Le 19 mars, Jacqueline Eustache-Brinio, sénatrice Les Républicains (LR) du Val d’Oise, et environ une centaine de ses collègues ont déposé une proposition de loi afin d’« encadrer les pratiques médicales mises en œuvre dans la prise en charge des mineurs en questionnement de genre ».
Alors qu’à l’étranger de nombreux pays, comme les Etats-Unis, certains pays scandinaves, ou l’Angleterre, font marche arrière (cf. Angleterre : le NHS met fin aux bloqueurs de puberté), les sénateurs considèrent qu’il est « urgent que la France adopte un principe de précaution en la matière, s’agissant de la santé physique et mentale des enfants et des adolescents ».
Interdire les « parcours médicaux irréversibles » pour les mineurs
La proposition reprend trois préconisations issues du rapport sur « la transidentification des mineurs », récemment déposé par le groupe LR (cf. « Transidentification des mineurs » : des sénateurs LR lancent un cri d’alarme).
Afin de « temporiser l’initiation de parcours médicaux irréversibles, longs et difficiles pour les jeunes, souvent en souffrance, sans leur laisser le temps de mûrir une telle décision », le texte propose d’interdire pour les mineurs la prescription de bloqueurs de puberté ou de « traitements hormonaux tendant à développer les caractéristiques sexuelles secondaires du genre auquel le mineur s’identifie », ainsi que les chirurgies de changement de sexe.
Jusqu’à la majorité, les parents et les pédopsychiatres doivent avoir « un rôle crucial d’accompagnement de ces mineurs en questionnement » insiste Jacqueline Eustache-Brinio (cf. Changement de genre : en Angleterre, les écoles doivent informer les parents).
En cas de violation des interdictions, le texte prévoit que les professionnels de santé pourront être condamnés à deux ans d’emprisonnement et 30 000 € d’amende, ainsi qu’à une interdiction d’exercice de dix ans maximum.
Soutenir la pédopsychaitrie
En France, l’état de la pédopsychiatrie s’étant détérioré ces dernières années, les sénateurs proposent en outre de mettre en place une « stratégie nationale de soutien » du secteur, afin que « les jeunes en souffrance puissent bénéficier d’un soutien, d’une écoute et d’un accompagnement psychique ».

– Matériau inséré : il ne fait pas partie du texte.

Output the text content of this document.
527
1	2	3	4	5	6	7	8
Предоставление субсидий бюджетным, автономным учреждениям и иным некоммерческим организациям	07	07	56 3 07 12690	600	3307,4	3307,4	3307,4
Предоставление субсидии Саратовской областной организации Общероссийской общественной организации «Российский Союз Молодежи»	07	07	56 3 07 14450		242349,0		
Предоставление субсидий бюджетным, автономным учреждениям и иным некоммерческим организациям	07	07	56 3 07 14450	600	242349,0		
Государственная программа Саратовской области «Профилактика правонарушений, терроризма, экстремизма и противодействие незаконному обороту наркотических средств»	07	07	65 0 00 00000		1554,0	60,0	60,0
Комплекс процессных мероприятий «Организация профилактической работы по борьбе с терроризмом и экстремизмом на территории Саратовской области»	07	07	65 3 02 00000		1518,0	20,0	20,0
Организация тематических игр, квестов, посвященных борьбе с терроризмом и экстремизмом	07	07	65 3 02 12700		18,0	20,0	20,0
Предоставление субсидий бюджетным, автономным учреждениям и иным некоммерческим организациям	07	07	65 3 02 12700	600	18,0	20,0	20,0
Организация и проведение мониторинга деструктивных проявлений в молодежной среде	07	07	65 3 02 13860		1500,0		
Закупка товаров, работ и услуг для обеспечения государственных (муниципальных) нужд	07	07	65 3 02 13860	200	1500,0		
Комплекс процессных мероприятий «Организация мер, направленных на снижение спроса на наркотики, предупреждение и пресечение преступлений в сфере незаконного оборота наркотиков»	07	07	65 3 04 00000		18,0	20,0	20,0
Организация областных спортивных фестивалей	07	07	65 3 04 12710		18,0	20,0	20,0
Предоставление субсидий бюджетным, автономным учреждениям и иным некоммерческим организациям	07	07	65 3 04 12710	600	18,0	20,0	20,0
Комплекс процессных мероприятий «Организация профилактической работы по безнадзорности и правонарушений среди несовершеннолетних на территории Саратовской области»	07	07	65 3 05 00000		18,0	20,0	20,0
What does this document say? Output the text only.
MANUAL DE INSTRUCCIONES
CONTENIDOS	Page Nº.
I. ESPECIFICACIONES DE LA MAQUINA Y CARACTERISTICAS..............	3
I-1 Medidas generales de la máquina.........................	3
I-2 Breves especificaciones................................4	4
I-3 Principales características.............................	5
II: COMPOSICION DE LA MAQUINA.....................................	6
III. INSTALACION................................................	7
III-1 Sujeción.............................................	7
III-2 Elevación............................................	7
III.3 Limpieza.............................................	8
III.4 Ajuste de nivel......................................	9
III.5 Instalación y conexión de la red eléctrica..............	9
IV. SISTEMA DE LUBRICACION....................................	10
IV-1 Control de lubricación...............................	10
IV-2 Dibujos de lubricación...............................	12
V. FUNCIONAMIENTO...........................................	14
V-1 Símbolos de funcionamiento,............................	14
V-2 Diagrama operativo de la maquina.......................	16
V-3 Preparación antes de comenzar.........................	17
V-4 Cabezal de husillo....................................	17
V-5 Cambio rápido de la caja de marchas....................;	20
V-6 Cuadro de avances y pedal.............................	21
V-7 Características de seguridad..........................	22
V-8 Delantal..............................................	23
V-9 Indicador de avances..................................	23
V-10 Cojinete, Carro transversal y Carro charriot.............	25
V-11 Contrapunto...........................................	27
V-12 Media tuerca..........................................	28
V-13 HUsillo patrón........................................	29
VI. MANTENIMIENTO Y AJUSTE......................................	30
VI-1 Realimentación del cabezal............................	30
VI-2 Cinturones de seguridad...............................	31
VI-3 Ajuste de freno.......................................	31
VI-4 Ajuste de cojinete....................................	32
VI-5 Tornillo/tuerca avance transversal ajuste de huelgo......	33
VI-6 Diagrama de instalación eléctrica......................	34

Même si elles sont essentielles, la proposition de loi ne reprend en revanche pas les préconisations relevant du domaine scolaire et administratif, comme l’abrogation de la « circulaire Blanquer » (cf. Genre à l’école : le Conseil d’Etat maintient la « circulaire Blanquer »), celles-ci ne relevant pas du champ législatif.
Autoriser le changement de sexe à l’état civil sur simple déclaration ?
Allant dans un sens opposé à celui des sénateurs LR, le 2 avril, Mélanie Vogel, sénatrice des Français de l’étranger, et 15 sénateurs ont déposé une seconde proposition de loi visant, au contraire, à favoriser les changements de genre, et à autoriser la modification du sexe à l’état civil sur simple demande en mairie, sans avoir à aller devant le tribunal [1].
Le texte propose de modifier la mention du sexe figurant à l’état civil par « une déclaration remise à un officier de l’état civil », sans qu’aucune pièce justificative ne soit nécessaire (cf. Genre : un recours devant le Conseil d’Etat sollicite l’« autodétermination du genre »). Cette déclaration conduirait à modifier automatiquement l’acte de naissance de la personne, qui pourrait également changer « de plein droit » ses prénoms. Cette possibilité pourrait être ouverte aux mineurs dès 15 ans.
A l’heure actuelle, il est nécessaire de passer devant le juge et de prouver que la mention du sexe figurant sur les actes d’état civil ne correspond pas à celui sous lequel le demandeur se présente et est connu. Face à ce sujet sensible, la prudence prévaudra-t-elle ?
Complément du 15/04/2024 : Une autre proposition de loi, portée par Joëlle Mélin, députée RN des Bouches du Rhône, a été enregistrée par la présidence de l’Assemblée nationale le 11 avril. Elle vise à « protéger les mineurs contre certaines pratiques médicales et chirurgicales en matière de “transition de genre” ».